А вот про это самое «и» в семье до сих пор идут споры – дед Петр Акимович был абсолютно уверен, что его отец обладал неким ясновидением, помноженным на невероятную эрудицию, аналитический дар и широкий диапазон интересов. Семья же в отношении ясновидения сомневалась, ну, по крайней мере, относилась к этому утверждению с осторожным скепсисом, соглашаясь, что наверняка какие-то способности у Акима Лукича имелись, но в большей степени он все же полагался на свое умение анализировать огромное количество информации одновременно, внимание к любым мелочам, уникальную память и знание международной и геополитической обстановки как в стране, так и в мире в целом.

А еще на – вот тут точно не совсем обычное – умение чувствовать людей, вычислять их и потрясающую способность к убеждению, умение разговаривать и находить ключик к каждому человеку.

Откуда такие знания о жизни прадеда и споры о его способностях?
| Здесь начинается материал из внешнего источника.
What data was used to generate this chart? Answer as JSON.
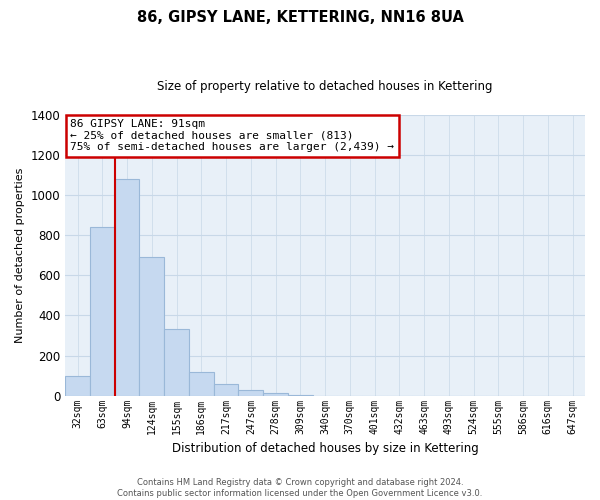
{
  "title": "86, GIPSY LANE, KETTERING, NN16 8UA",
  "subtitle": "Size of property relative to detached houses in Kettering",
  "xlabel": "Distribution of detached houses by size in Kettering",
  "ylabel": "Number of detached properties",
  "bar_labels": [
    "32sqm",
    "63sqm",
    "94sqm",
    "124sqm",
    "155sqm",
    "186sqm",
    "217sqm",
    "247sqm",
    "278sqm",
    "309sqm",
    "340sqm",
    "370sqm",
    "401sqm",
    "432sqm",
    "463sqm",
    "493sqm",
    "524sqm",
    "555sqm",
    "586sqm",
    "616sqm",
    "647sqm"
  ],
  "bar_values": [
    100,
    840,
    1080,
    690,
    330,
    120,
    60,
    30,
    15,
    5,
    0,
    0,
    0,
    0,
    0,
    0,
    0,
    0,
    0,
    0,
    0
  ],
  "bar_color": "#c6d9f0",
  "bar_edge_color": "#9ab8d8",
  "highlight_bar_index": 2,
  "highlight_line_color": "#cc0000",
  "ylim": [
    0,
    1400
  ],
  "yticks": [
    0,
    200,
    400,
    600,
    800,
    1000,
    1200,
    1400
  ],
  "annotation_title": "86 GIPSY LANE: 91sqm",
  "annotation_line1": "← 25% of detached houses are smaller (813)",
  "annotation_line2": "75% of semi-detached houses are larger (2,439) →",
  "annotation_box_edge_color": "#cc0000",
  "footer_line1": "Contains HM Land Registry data © Crown copyright and database right 2024.",
  "footer_line2": "Contains public sector information licensed under the Open Government Licence v3.0.",
  "grid_color": "#c8d8e8",
  "background_color": "#ffffff",
  "plot_bg_color": "#e8f0f8"
}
Все просто – начиная с той самой своей страшной бессонной ночи после падения Кремля Аким Лукич начал вести подробные дневники и делал это долгие годы, вплоть до самой смерти. А Полине Георгиевне и его сыну Пете удалось эти дневники сохранить, впрочем, как и все, что приобрел и сделал Аким Лукич.

Так вот, вернемся в нерадостное утро после эпохальной ночи.
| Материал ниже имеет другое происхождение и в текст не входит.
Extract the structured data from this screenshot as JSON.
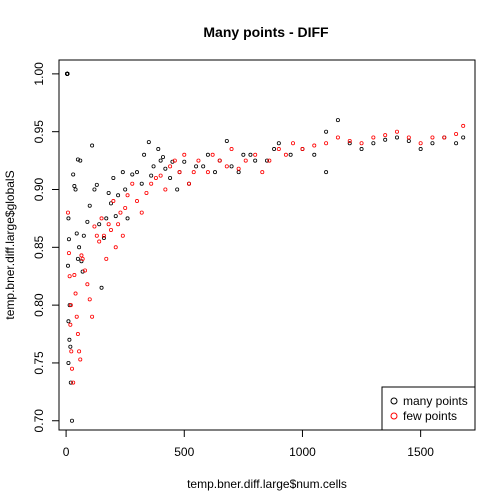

Аким Лукич отправился к Ланевским, по пути зайдя на телеграф, где уже орудовали люди в длиннополых солдатских шинелях, но, как ни странно, телеграф все же работал, и, под улюлюкание и издевки не совсем трезвой солдатни, больше похожей на дезертиров с красными лентами на папахах, не реагируя на оскорбления и явное желание задеть его, он отправил телеграмму родителям, в которой в категорической форме запретил им даже думать возвращаться в Россию, велел оставаться на месте и обещал еще связаться, написав в конце: «Здесь все пропало и закончилось. За меня не беспокойтесь».

После чего отправился в банк и еще больше удивился, обнаружив, что тот все еще работает, правда, принимая только своих постоянных клиентов. Обрадовавшись такому обстоятельству, он полностью обнулил их с родителями счет – большую часть переведя им, сопроводив запиской, в которой строго распорядился, чтобы они по получении денег потребовали выдать их во французской валюте по курсу. А часть денег оставил себе, попросив выдать их в золотых червонцах. Но банкиры тоже не дураки, явно намыливались срочно закрываться до лучших времен и золотом расплачиваться отказались.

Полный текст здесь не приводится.